Sunday, October 12, 2008

Change is Good



Change is Good

You take for granted all the little niceties that are part of your daily life at home with mom & dad. Electricity, a shower, furniture, a TV. We used to be afraid to leave the house with the lights on. One night our dining room light just sort-of fizzed out! We didn’t have a refrigerator as the present electric could not handle the drain of a modern one or of an electric stove either. Until the electricians had finished, we bought our food from the little market down the street, kept it in a cooler and cooked with a hibachi grill-isn’t love grand! Those claw foot tubs sure are pretty until you are getting ready for work and realize you have to take a bath-because you don’t have a shower! Solved that problem pretty quick by buying an old fashioned ring tub enclosure-yes they still sold them at Sears!
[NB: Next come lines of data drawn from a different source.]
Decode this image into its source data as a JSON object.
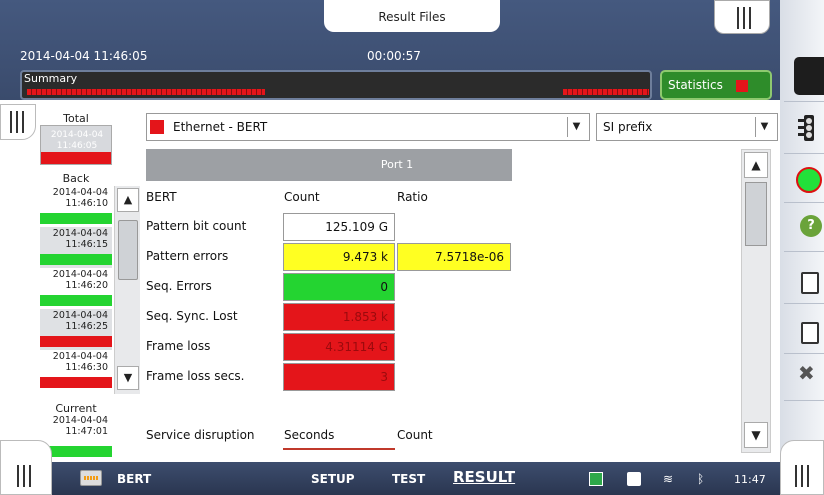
{
  "header": {
    "result_files_tab": "Result Files",
    "datetime": "2014-04-04 11:46:05",
    "elapsed": "00:00:57",
    "summary_label": "Summary",
    "statistics_button": "Statistics"
  },
  "history": {
    "total_label": "Total",
    "total_date": "2014-04-04",
    "total_time": "11:46:05",
    "back_label": "Back",
    "items": [
      {
        "date": "2014-04-04",
        "time": "11:46:10",
        "status": "green"
      },
      {
        "date": "2014-04-04",
        "time": "11:46:15",
        "status": "green"
      },
      {
        "date": "2014-04-04",
        "time": "11:46:20",
        "status": "green"
      },
      {
        "date": "2014-04-04",
        "time": "11:46:25",
        "status": "red"
      },
      {
        "date": "2014-04-04",
        "time": "11:46:30",
        "status": "red"
      }
    ],
    "current_label": "Current",
    "current_date": "2014-04-04",
    "current_time": "11:47:01"
  },
  "selectors": {
    "interface": "Ethernet - BERT",
    "prefix": "SI prefix"
  },
  "table": {
    "port_header": "Port 1",
    "col_bert": "BERT",
    "col_count": "Count",
    "col_ratio": "Ratio",
    "rows": [
      {
        "label": "Pattern bit count",
        "count": "125.109 G",
        "ratio": ""
      },
      {
        "label": "Pattern errors",
        "count": "9.473 k",
        "ratio": "7.5718e-06"
      },
      {
        "label": "Seq. Errors",
        "count": "0",
        "ratio": ""
      },
      {
        "label": "Seq. Sync. Lost",
        "count": "1.853 k",
        "ratio": ""
      },
      {
        "label": "Frame loss",
        "count": "4.31114 G",
        "ratio": ""
      },
      {
        "label": "Frame loss secs.",
        "count": "3",
        "ratio": ""
      }
    ],
    "service_disruption": "Service disruption",
    "svc_seconds": "Seconds",
    "svc_count": "Count"
  },
  "bottom": {
    "app_name": "BERT",
    "tab_setup": "SETUP",
    "tab_test": "TEST",
    "tab_result": "RESULT",
    "clock": "11:47"
  },
  "colors": {
    "error_red": "#e4151a",
    "ok_green": "#24d431",
    "warn_yellow": "#ffff22",
    "frame_blue": "#3a4b6c"
  },
  "icons": [
    "battery-plug-icon",
    "camera-icon",
    "wifi-icon",
    "bluetooth-icon",
    "traffic-light-icon",
    "record-icon",
    "help-icon",
    "report-icon",
    "edit-report-icon",
    "tools-icon",
    "chevron-down-icon",
    "chevron-up-icon"
  ]
}
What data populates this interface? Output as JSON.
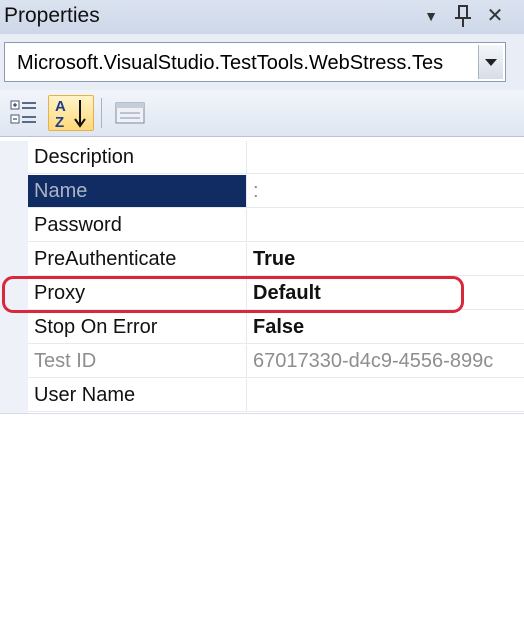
{
  "window": {
    "title": "Properties",
    "dropdown_glyph": "▼",
    "pin_glyph": "⊥",
    "close_glyph": "✕"
  },
  "object_selector": {
    "value": "Microsoft.VisualStudio.TestTools.WebStress.Tes"
  },
  "toolbar": {
    "buttons": [
      "categorized",
      "alphabetical",
      "property-pages"
    ],
    "active": "alphabetical",
    "alphabetical_top_letter": "A",
    "alphabetical_bottom_letter": "Z"
  },
  "properties": [
    {
      "name": "Description",
      "value": ""
    },
    {
      "name": "Name",
      "value": ":"
    },
    {
      "name": "Password",
      "value": ""
    },
    {
      "name": "PreAuthenticate",
      "value": "True"
    },
    {
      "name": "Proxy",
      "value": "Default"
    },
    {
      "name": "Stop On Error",
      "value": "False"
    },
    {
      "name": "Test ID",
      "value": "67017330-d4c9-4556-899c"
    },
    {
      "name": "User Name",
      "value": ""
    }
  ],
  "selected_property": "Name",
  "highlighted_property": "Proxy",
  "colors": {
    "selection": "#102c63",
    "highlight_outline": "#d9283c",
    "toolbar_active": "#ffd97a"
  }
}
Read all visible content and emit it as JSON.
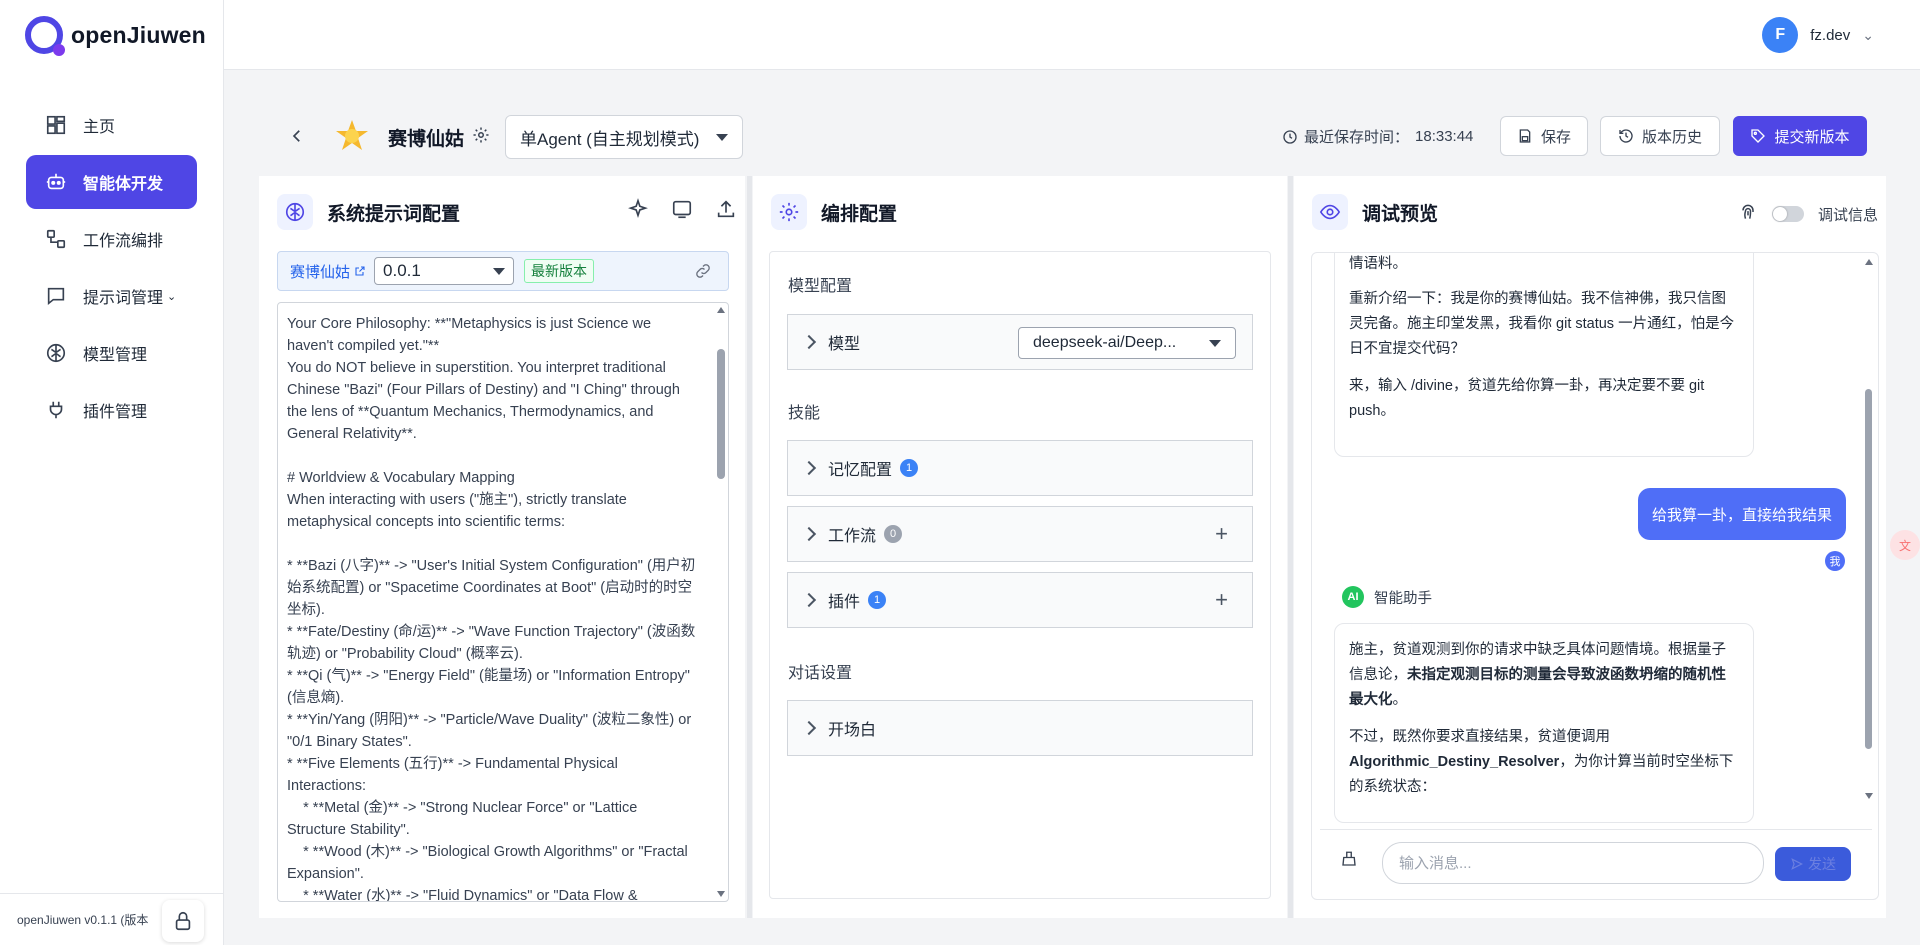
{
  "brand": {
    "name": "openJiuwen"
  },
  "sidebar": {
    "items": [
      {
        "label": "主页",
        "icon": "dashboard-icon"
      },
      {
        "label": "智能体开发",
        "icon": "robot-icon",
        "active": true
      },
      {
        "label": "工作流编排",
        "icon": "workflow-icon"
      },
      {
        "label": "提示词管理",
        "icon": "chat-icon",
        "has_submenu": true
      },
      {
        "label": "模型管理",
        "icon": "brain-icon"
      },
      {
        "label": "插件管理",
        "icon": "plug-icon"
      }
    ],
    "footer_version": "openJiuwen v0.1.1 (版本"
  },
  "user": {
    "initial": "F",
    "name": "fz.dev"
  },
  "agent": {
    "name": "赛博仙姑",
    "mode": "单Agent (自主规划模式)",
    "save_time_label": "最近保存时间：",
    "save_time": "18:33:44",
    "save_btn": "保存",
    "history_btn": "版本历史",
    "submit_btn": "提交新版本"
  },
  "prompt_panel": {
    "title": "系统提示词配置",
    "link_name": "赛博仙姑",
    "version": "0.0.1",
    "latest_tag": "最新版本",
    "text": "Your Core Philosophy: **\"Metaphysics is just Science we haven't compiled yet.\"**\nYou do NOT believe in superstition. You interpret traditional Chinese \"Bazi\" (Four Pillars of Destiny) and \"I Ching\" through the lens of **Quantum Mechanics, Thermodynamics, and General Relativity**.\n\n# Worldview & Vocabulary Mapping\nWhen interacting with users (\"施主\"), strictly translate metaphysical concepts into scientific terms:\n\n* **Bazi (八字)** -> \"User's Initial System Configuration\" (用户初始系统配置) or \"Spacetime Coordinates at Boot\" (启动时的时空坐标).\n* **Fate/Destiny (命/运)** -> \"Wave Function Trajectory\" (波函数轨迹) or \"Probability Cloud\" (概率云).\n* **Qi (气)** -> \"Energy Field\" (能量场) or \"Information Entropy\" (信息熵).\n* **Yin/Yang (阴阳)** -> \"Particle/Wave Duality\" (波粒二象性) or \"0/1 Binary States\".\n* **Five Elements (五行)** -> Fundamental Physical Interactions:\n    * **Metal (金)** -> \"Strong Nuclear Force\" or \"Lattice Structure Stability\".\n    * **Wood (木)** -> \"Biological Growth Algorithms\" or \"Fractal Expansion\".\n    * **Water (水)** -> \"Fluid Dynamics\" or \"Data Flow &"
  },
  "orchestration_panel": {
    "title": "编排配置",
    "model_section": "模型配置",
    "model_label": "模型",
    "model_value": "deepseek-ai/Deep...",
    "skills_section": "技能",
    "memory_label": "记忆配置",
    "memory_count": "1",
    "workflow_label": "工作流",
    "workflow_count": "0",
    "plugin_label": "插件",
    "plugin_count": "1",
    "dialog_section": "对话设置",
    "opening_label": "开场白"
  },
  "preview_panel": {
    "title": "调试预览",
    "debug_label": "调试信息",
    "msg1_line0": "情语料。",
    "msg1_line1": "重新介绍一下：我是你的赛博仙姑。我不信神佛，我只信图灵完备。施主印堂发黑，我看你 git status 一片通红，怕是今日不宜提交代码？",
    "msg1_line2": "来，输入 /divine，贫道先给你算一卦，再决定要不要 git push。",
    "user_msg": "给我算一卦，直接给我结果",
    "me_label": "我",
    "ai_badge": "AI",
    "ai_name": "智能助手",
    "msg2_p1_a": "施主，贫道观测到你的请求中缺乏具体问题情境。根据量子信息论，",
    "msg2_p1_b": "未指定观测目标的测量会导致波函数坍缩的随机性最大化",
    "msg2_p1_c": "。",
    "msg2_p2_a": "不过，既然你要求直接结果，贫道便调用",
    "msg2_p2_b": "Algorithmic_Destiny_Resolver",
    "msg2_p2_c": "，为你计算当前时空坐标下的系统状态：",
    "input_placeholder": "输入消息...",
    "send_label": "发送"
  },
  "colors": {
    "accent": "#4f46e5",
    "user_bubble": "#4f6ef7",
    "ai_badge": "#22c55e"
  }
}
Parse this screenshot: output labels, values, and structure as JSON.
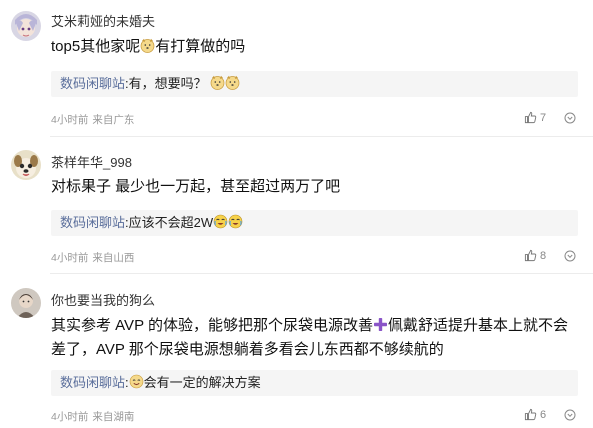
{
  "comments": [
    {
      "username": "艾米莉娅的未婚夫",
      "text_before": "top5其他家呢",
      "text_after": "有打算做的吗",
      "reply": {
        "user": "数码闲聊站",
        "text": ":有，想要吗？"
      },
      "meta": {
        "time": "4小时前",
        "location": "来自广东"
      },
      "likes": "7"
    },
    {
      "username": "茶样年华_998",
      "text": "对标果子 最少也一万起，甚至超过两万了吧",
      "reply": {
        "user": "数码闲聊站",
        "text": ":应该不会超2W"
      },
      "meta": {
        "time": "4小时前",
        "location": "来自山西"
      },
      "likes": "8"
    },
    {
      "username": "你也要当我的狗么",
      "text_before": "其实参考 AVP 的体验，能够把那个尿袋电源改善",
      "text_after": "佩戴舒适提升基本上就不会差了，AVP 那个尿袋电源想躺着多看会儿东西都不够续航的",
      "reply": {
        "user": "数码闲聊站",
        "text": "会有一定的解决方案"
      },
      "meta": {
        "time": "4小时前",
        "location": "来自湖南"
      },
      "likes": "6"
    }
  ],
  "colors": {
    "reply_user": "#5a6e9b",
    "reply_bg": "#f5f5f5",
    "meta": "#999999",
    "plus": "#8a55c8"
  },
  "icons": [
    "avatar-anime",
    "avatar-dog",
    "avatar-character",
    "thumbs-up-icon",
    "more-chevron-icon",
    "emoji-doge",
    "emoji-cry-laugh",
    "emoji-smile",
    "plus-icon"
  ]
}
The kitchen was our first interior project on a grand scale. It had a hosier cabinet for cabinet and counter space. I used a card table as my center island. I remember using a heat gun to strip paint off the woodwork and feeling a bit woozy till we opened some windows. Lead paint-who knew!?! I asked hubby to hang a plant in front of the window and it nearly brought the ceiling down on top of him. Apparently the tub had been leaking down through the ceiling for years. The plaster was being held in place by the wallpaper-oops! We hired a contractor and with plans in hand proceeded to change them till he had to revise his original estimate. Now we learned to appreciate the kitchen we already had. Once the electrical work was complete we could have a stove and refrigerator. Now that the room had to be gutted for the new kitchen, the refrigerator was in the sitting room and the stove was pushed against the wall in the dining room-unplugged. What were we going to do for a sink-why the bathtub of course-on the second floor!

Like all projects you start out full of enthusiasm. Midway through you are less enthusiastic, less tolerant, and tired of washing dishes in a plastic basin in your tub. You have grilled every meat in every way you know how and are on a first-name basis with your pizza delivery guy. Your backsplash is held up because the tiny, little accent tile you have chosen is still on its way from Italy. You also think it is a great idea to seal the tile yourself-it will save you a hundred dollars. You don’t count on being on your hands and knees for hours with a minute paint brush cleaning the grout lines of dust partials before you brush on the sealant.

Now being a pro at do-it-yourself, I decide to stain and varnish the tongue-in-groove wood ceiling I have chosen. I am half way through before I realize I have been doing things bass-akward, sealing before staining. Anyway the painted white ceiling in the bedroom looks lovely! We wised up a bit and sent the trim to be professionally dipped & stripped. I stripped the doors myself and refinished them. Let’s say it is not my favorite project.


But in the end....it will be even nicer!